Stimson Joseph Brown (September 17, 1854 – December 20, 1923) was an American astronomer and naval officer with the rank of commodore. He served as Director of the United States Naval Observatory.

==Biography==
Brown was born at Penn Yan, N.Y. He was educated at Cornell University (1871–1872) and at the United States Naval Academy, where he graduated first of forty-two in the Class of 1876. Brown served on the United States Coast and Geodetic Survey, became professor of mathematics (USN) in 1883, and astronomical director of the United States Naval Observatory in 1898. On August 25, 1900, he was promoted to captain. Having been on duty in the U.S. Naval Academy since 1901, in 1907 he became the head of the department of mathematics and mechanics.

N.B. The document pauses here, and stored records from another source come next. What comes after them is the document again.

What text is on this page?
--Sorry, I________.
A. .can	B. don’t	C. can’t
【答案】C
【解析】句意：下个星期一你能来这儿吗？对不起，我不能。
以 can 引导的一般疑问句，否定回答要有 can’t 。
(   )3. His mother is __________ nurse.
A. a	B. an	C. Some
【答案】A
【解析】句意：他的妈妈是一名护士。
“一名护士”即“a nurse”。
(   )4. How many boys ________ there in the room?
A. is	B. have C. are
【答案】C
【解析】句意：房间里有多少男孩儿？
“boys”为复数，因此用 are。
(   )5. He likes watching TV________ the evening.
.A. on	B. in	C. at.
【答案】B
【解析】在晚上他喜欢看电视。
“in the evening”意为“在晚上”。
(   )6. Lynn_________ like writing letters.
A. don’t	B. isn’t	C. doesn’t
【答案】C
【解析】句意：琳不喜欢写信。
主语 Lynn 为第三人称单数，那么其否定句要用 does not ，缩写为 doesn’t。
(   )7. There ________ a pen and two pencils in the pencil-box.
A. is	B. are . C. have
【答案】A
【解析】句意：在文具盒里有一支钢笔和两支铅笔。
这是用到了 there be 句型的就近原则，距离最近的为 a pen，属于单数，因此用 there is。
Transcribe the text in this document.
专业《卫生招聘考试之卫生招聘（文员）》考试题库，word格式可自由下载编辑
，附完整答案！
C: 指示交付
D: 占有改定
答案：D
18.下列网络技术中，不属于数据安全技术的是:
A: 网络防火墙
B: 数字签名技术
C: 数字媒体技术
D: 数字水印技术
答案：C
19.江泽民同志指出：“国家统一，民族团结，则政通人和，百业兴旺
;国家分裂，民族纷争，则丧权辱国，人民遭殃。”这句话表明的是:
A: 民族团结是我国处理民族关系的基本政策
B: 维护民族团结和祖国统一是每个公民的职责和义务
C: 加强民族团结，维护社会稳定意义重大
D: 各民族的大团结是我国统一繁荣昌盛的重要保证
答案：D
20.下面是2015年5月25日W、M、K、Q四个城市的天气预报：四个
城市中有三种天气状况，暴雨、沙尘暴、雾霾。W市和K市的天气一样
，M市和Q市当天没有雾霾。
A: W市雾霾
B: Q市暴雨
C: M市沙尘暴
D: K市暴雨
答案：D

Brown was the author of Practical Algebra (1908, 1910) and Analytical Geometry and Curve Tracing (1907; revised edition, 1912), texts for the use of midshipmen. On September 17, 1918, having reached the mandatory retirement age of sixty-four, he was promoted to commodore and retired from active duty.

== Personal ==

On November 18, 1878, Brown married Alice Graham. They had three daughters, one of whom married U.S. Navy officer Edward C. Kalbfus. Another daughter was the first wife of U.S. Marine Corps officer Maurice E. Shearer. After his first wife's death in 1912, Brown married Elizabeth Sharp Pettit, the widow of a U.S. Army officer, on November 12, 1913.

After retirement, Brown lived in Washington, D.C. He died in Nice while on vacation in France with his second wife and was interred in Section 2 of Arlington National Cemetery beside his first wife.